Both the first and second correlations can be used when the gas production rate (from the tubing) or annular gaseous flow rate is available, respectively. Having good estimate for the PIP will help in the following points:

  1. 1.

    Understanding the well production capabilities

  2. 2.

    Optimization of the artificial lift method that most fits the well according to the production capability

  3. 3.

    Sizing the pump correctly. Oversizing the pump will consume more power and will decrease the pump run life. However, downsizing the pump will overload the equipment and will decrease the pump run life.

  4. 4.

    Recalculation of the pump intake pressure regularly will help in optimizing the well, which will result in increasing the pump run life and optimizing the production and the well capital and operating expenses.

  5. 5.

    PIP can be a factor to decide whether we need to switch from one artificial lift method to another.

  6. 6.

    Optimizing the cost by running the low producer wells (sucker rod wells, plunger lift wells or progressive cavity pump wells) without sensors.
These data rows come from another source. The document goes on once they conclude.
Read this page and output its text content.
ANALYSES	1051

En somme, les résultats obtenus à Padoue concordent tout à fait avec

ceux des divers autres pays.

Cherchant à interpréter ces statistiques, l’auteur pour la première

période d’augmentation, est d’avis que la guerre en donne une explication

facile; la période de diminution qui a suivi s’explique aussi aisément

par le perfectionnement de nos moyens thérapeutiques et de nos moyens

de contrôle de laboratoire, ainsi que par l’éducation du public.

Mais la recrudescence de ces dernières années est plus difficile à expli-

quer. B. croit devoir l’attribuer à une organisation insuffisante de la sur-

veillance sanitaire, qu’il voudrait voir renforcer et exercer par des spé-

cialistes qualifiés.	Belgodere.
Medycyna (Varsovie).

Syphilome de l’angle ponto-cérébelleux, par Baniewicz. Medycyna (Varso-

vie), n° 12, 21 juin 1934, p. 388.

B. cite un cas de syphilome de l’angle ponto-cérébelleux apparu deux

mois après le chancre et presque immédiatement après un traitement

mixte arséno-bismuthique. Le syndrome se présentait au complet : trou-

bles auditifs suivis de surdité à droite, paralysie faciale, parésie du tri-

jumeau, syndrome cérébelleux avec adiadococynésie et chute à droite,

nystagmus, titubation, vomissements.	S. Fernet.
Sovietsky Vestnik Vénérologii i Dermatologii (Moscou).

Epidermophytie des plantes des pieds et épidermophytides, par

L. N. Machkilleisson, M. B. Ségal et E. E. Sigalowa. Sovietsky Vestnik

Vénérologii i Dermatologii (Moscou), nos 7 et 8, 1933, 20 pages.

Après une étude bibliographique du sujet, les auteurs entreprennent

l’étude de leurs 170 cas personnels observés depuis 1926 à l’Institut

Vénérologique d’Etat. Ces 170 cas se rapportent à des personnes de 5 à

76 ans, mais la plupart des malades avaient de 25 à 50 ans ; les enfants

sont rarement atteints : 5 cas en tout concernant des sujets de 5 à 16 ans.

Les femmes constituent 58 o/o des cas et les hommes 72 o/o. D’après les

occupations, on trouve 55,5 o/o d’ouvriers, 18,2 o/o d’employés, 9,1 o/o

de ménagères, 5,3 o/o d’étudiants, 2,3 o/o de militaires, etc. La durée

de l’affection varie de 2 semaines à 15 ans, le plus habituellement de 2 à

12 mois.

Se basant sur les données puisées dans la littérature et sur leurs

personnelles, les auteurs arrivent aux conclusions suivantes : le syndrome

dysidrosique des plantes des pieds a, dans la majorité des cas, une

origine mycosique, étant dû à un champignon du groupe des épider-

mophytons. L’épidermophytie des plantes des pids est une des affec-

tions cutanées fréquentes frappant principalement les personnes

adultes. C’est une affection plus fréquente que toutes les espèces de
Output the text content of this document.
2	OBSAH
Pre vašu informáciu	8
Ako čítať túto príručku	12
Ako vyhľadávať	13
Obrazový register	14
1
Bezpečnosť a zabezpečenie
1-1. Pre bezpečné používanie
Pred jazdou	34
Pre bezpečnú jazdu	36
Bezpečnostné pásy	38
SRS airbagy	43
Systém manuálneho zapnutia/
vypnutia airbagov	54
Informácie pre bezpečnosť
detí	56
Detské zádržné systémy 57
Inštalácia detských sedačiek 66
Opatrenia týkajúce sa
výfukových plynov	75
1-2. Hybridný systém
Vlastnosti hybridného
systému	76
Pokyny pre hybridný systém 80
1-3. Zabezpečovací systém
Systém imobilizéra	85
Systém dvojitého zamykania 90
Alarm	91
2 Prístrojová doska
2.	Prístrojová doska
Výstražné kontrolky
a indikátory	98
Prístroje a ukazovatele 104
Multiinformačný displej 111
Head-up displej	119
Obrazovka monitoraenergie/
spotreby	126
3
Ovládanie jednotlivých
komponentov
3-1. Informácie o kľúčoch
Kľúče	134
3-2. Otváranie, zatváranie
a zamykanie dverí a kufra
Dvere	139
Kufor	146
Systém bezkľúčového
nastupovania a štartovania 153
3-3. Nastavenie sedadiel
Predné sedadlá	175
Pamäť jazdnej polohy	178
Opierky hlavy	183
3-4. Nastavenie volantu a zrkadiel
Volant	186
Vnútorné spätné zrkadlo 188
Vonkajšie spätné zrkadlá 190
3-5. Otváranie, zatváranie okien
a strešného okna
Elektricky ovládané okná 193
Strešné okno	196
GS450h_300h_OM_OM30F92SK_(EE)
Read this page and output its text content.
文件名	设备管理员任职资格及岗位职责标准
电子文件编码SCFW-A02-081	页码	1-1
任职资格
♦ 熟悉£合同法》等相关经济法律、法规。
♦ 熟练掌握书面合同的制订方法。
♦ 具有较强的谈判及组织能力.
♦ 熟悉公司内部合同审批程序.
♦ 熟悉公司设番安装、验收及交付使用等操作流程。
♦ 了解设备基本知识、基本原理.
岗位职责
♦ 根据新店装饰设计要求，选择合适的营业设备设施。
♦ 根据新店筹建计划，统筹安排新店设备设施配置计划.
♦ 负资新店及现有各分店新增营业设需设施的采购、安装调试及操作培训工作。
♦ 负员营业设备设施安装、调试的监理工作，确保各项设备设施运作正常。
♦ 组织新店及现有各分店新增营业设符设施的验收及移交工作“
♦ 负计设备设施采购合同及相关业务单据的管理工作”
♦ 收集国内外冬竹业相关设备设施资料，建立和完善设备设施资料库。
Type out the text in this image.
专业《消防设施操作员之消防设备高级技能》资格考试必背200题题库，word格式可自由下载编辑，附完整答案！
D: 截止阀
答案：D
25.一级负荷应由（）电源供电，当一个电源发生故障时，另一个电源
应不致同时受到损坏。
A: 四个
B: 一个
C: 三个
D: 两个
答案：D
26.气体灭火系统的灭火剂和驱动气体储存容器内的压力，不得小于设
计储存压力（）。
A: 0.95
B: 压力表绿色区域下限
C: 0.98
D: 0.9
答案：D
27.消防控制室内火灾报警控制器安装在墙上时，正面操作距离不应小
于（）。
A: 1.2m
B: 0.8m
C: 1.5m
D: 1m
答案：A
In some cases, large deviation between the calculated and the measured PIPs has been observed. This may be related to the following reasons (McCoy 1978):

  1. 1.

    The accuracy of the PVT data (specially the oil formation volume factor) affects the calculations of the PIP.

  2. 2.

    Stabilization of flow during the measurement of DFL has significant impact on the accuracy of the calculated bottom-hole flowing pressure and PIP. If the flow is not stable, the calculated values will be inaccurate.

  3. 3.

    Height of the gaseous liquid column has impact on the calculated PIP. As the gaseous liquid column increases, the uncertainty in the bottom-hole flowing pressure and PIP increases.

  4. 4.

    Accurate readings for the casing pressure and tubing head pressure are required. The accuracy of these gauges affects the calculations of bottom-hole flowing pressure and PIP.

  5. 5.

    Annular gas flow rate should be measured accurately in the case of using correlations that require the annular flow rate as input.

Therefore, the above-mentioned concerns should be taken into consideration during the calculation procedures of the PIP to make sure that an accurate estimate for the PIP can be achieved.

Conclusions

  1. 1.

    Two correlations were developed to correct the gaseous oil gradient and allow the estimation of the bottom-hole flowing pressure and PIP from DFL measurement and readily available data in the field.

  2. 2.

    The two correlations were validated against actual measurements. The validation results showed reasonable accuracy.

  3. 3.

    The first proposed correlation does not need the measurement of annular gas flow rate or casing pressure buildup rate measurement while taking the DFL reading. In this case, the PIP calculation will be easier and more efficient, especially for low-rate producers where downhole sensor data may not be warranted.

  4. 4.

    The second proposed correlation does not need the casing pressure buildup rate measurement while taking the DFL measurement (similar to the first correlation). However, it needs the annular gas flow rate. If the annular gas flow rate is available, the second correlation is recommended to use for better accuracy.